Stuart Corner
Friday, 03 April 2009 00:48
IT Industry -
Market
Page 2 of 2
Martens explained Zscaler's approach to filtering and blocking as: "In the area of reputation we thought that an IP address is not a sufficient means of reputation when that might represent dozens of servers and hundreds of thousands of web pages. We don’t believe that is granular enough. So we scan every page and if on that page we find, for example, a Java applet that is trying to access the hard disc and perhaps a username and password field we can build a risk assessment and based on a user's policy decide how to treat that page."
He conceded that this approach "requires an awful lot of grunt," but said: "That is exactly what Kailash as gone out and built...We have what it takes to make this work and we can do what other people cannot."

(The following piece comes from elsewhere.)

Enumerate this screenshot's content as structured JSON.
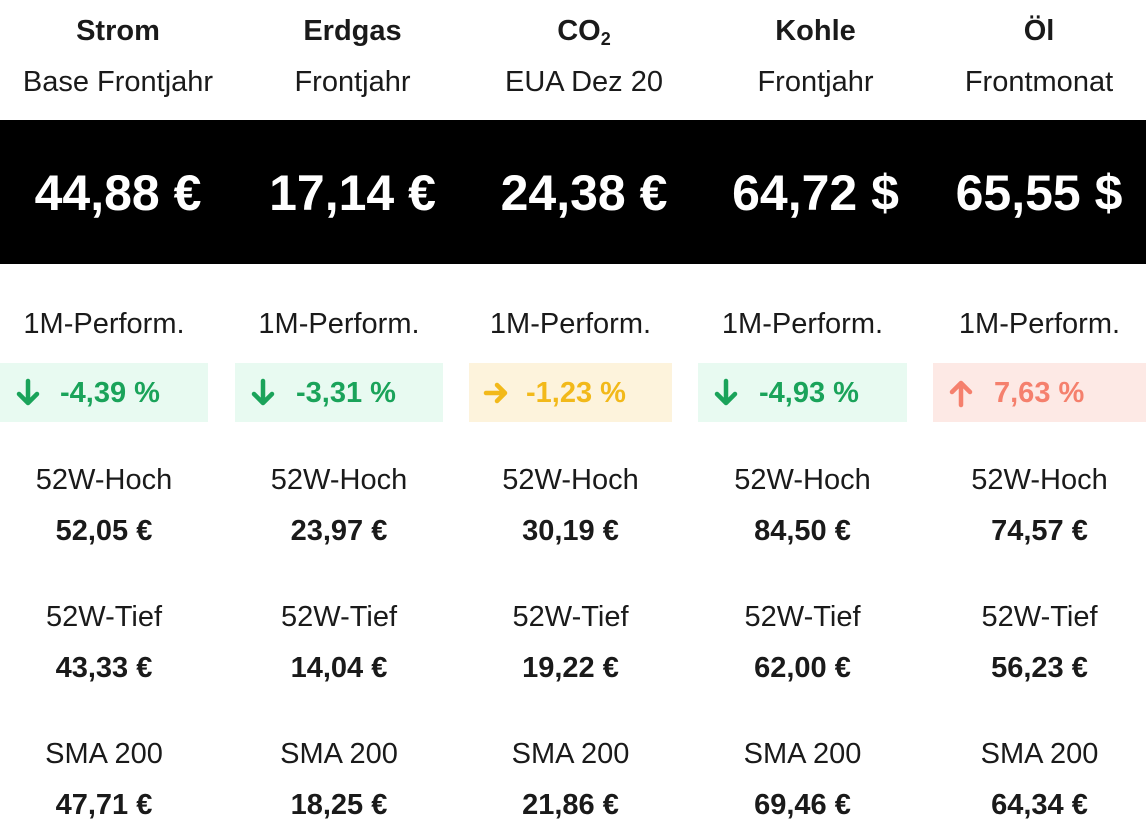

Zscaler is moving rapidly from start-up product development to global rollout. Martens said Chaudhry had recruited a world wide sales team in February. "He has the funding to fund this entire venture without any venture capitalists. That is very powerful in this day and age. He has very big ambitions for this business...Right now we have 22 nodes around the world. In the last four weeks we have deployed in Singapore, Hong Kong, Mumbai and Tokyo. We believe this will help us to move forward very quickly."
First Australian node up and running
Zscaler has just configured its first Australian node, in Adelaide, "We will have many nodes in Australia by year end," Martens said. "The reason we can do that is because they are low cost and high performance All we need for a node capable of 10Gbps throughput is two rack units."

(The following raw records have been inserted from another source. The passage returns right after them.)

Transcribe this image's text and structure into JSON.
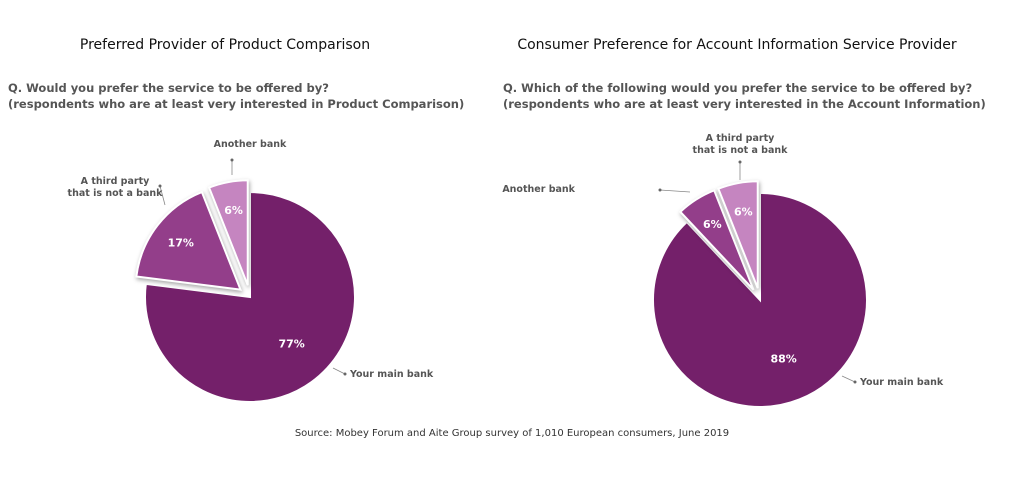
{
  "chart_data": [
    {
      "type": "pie",
      "title": "Preferred Provider of Product Comparison",
      "subtitle": "Q. Would you prefer the service to be offered by?\n(respondents who are at least very interested in Product Comparison)",
      "categories": [
        "Your main bank",
        "A third party\nthat is not a bank",
        "Another bank"
      ],
      "values": [
        77,
        17,
        6
      ],
      "value_labels": [
        "77%",
        "17%",
        "6%"
      ],
      "colors": [
        "#74206a",
        "#933e8a",
        "#c585c0"
      ]
    },
    {
      "type": "pie",
      "title": "Consumer Preference for Account Information Service Provider",
      "subtitle": "Q. Which of the following would you prefer the service to be offered by?\n(respondents who are at least very interested in the Account Information)",
      "categories": [
        "Your main bank",
        "Another bank",
        "A third party\nthat is not a bank"
      ],
      "values": [
        88,
        6,
        6
      ],
      "value_labels": [
        "88%",
        "6%",
        "6%"
      ],
      "colors": [
        "#74206a",
        "#933e8a",
        "#c585c0"
      ]
    }
  ],
  "source": "Source: Mobey Forum and Aite Group survey of 1,010 European consumers, June 2019"
}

In Australia Martens said the company would go to market through resellers, ISPs and telco partners. "I am talking to all the major telcos...It makes a lot of sense to put a node in a telco's network."

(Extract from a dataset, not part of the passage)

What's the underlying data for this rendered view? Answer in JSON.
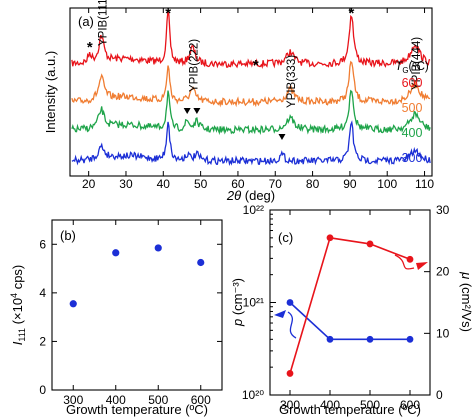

He named Generation Eight in Melbourne and Communications Australia in Perth as two early resellers saying the company had a waiting list of prospective customers. "We have resellers in place who are very keen on the products and who are linking up prospects to start evaluations tomorrow...Anything from SMBs to companies with 500-2000 users who are looking to solve the problem of multiple sites that would require multiple appliance. At the top end enterprises are looking for the breadth of security we are providing."
Asked if the company had any plans to extend it services into email filtering, Martens said: "All I can really say is we are capable of very very fast scanning there are all sorts of things that wil allow us to do...[but] today we are a web filtering company."